Developmental Coordination Disorder (DCD), commonly known as dyspraxia, is often seen as a childhood condition, but new evidence seems to show that it can also effect adolescents and adults too.
This learning condition affects motor coordination as well as being associated with problems with memory, planning, organisation and perception. Despite impacting between 5 and 10% of school-age children, awareness of dyspraxia is still poor, and things seem to only get worse as people get older. This may be because by adolescence and adulthood many of those with DCD have developed coping conditions to deal with the condition. However, these coping mechanisms can easily lead to those with dyspraxia avoiding certain activities, creating a barrier to achievement and potential.
Where children will learn how to develop and strengthen the skills that DCD impacts, adults will tend to need a different approach to develop strategies and support to deal with the condition. Using assistive technologies can help those with dyspraxia to keep up in class (where written work may prove tricky), stay organised, and stay involved in activities alongside their peers.
Moving from the classroom to the workplace, and again we can see the importance of recognising and supporting those with DCD. Where many of the motor-skills difficulties will be coped with, there will still be issues around the non-physical aspects of dyspraxia – such as organisational and planning problems.
However, with reasonable adjustments in the workplace, these issues needn’t be a problem.

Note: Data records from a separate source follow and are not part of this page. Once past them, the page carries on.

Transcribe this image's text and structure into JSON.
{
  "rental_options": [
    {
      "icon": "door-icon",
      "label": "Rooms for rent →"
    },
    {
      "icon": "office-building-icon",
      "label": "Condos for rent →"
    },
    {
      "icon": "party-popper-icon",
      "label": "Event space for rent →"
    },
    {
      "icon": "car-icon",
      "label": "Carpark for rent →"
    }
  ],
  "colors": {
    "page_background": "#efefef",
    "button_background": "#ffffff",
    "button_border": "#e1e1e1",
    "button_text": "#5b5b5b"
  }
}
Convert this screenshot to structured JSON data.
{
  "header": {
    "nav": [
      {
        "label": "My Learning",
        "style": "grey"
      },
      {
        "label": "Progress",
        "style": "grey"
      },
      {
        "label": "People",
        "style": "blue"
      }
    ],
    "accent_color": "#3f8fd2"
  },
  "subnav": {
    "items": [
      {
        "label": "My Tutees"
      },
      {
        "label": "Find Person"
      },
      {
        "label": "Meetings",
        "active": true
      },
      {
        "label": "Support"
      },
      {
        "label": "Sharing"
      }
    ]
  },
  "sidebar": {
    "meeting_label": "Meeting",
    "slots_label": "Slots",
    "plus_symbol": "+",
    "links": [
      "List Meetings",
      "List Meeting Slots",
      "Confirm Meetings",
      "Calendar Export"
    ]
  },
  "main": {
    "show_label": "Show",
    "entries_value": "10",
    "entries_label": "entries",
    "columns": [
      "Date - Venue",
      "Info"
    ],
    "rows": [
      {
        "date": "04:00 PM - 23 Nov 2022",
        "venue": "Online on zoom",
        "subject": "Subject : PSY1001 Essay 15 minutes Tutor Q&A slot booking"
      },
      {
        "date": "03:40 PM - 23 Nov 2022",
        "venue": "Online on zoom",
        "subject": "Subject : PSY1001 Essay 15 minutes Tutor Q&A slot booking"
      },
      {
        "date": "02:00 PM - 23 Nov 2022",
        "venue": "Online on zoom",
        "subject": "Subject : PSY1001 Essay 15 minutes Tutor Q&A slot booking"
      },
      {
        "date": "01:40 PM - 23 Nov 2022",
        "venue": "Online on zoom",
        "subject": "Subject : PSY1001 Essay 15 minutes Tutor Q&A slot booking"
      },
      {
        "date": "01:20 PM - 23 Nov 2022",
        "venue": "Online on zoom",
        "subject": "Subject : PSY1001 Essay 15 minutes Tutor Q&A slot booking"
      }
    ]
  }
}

While the condition can spike when under duress, when learning new things, or when in distracting environments, this can be managed with a little forethought and with the use of the correct support – including technology. Some even find that an enjoyable physical activity such as cycling can help, while some individuals benefit from counselling and mental wellbeing support.
Despite being more-commonly associated with children, dyspraxia is a life-long condition, but it needn’t be life-limiting. With the right support and some understanding an individual can deal wioth dyspraxia and shine.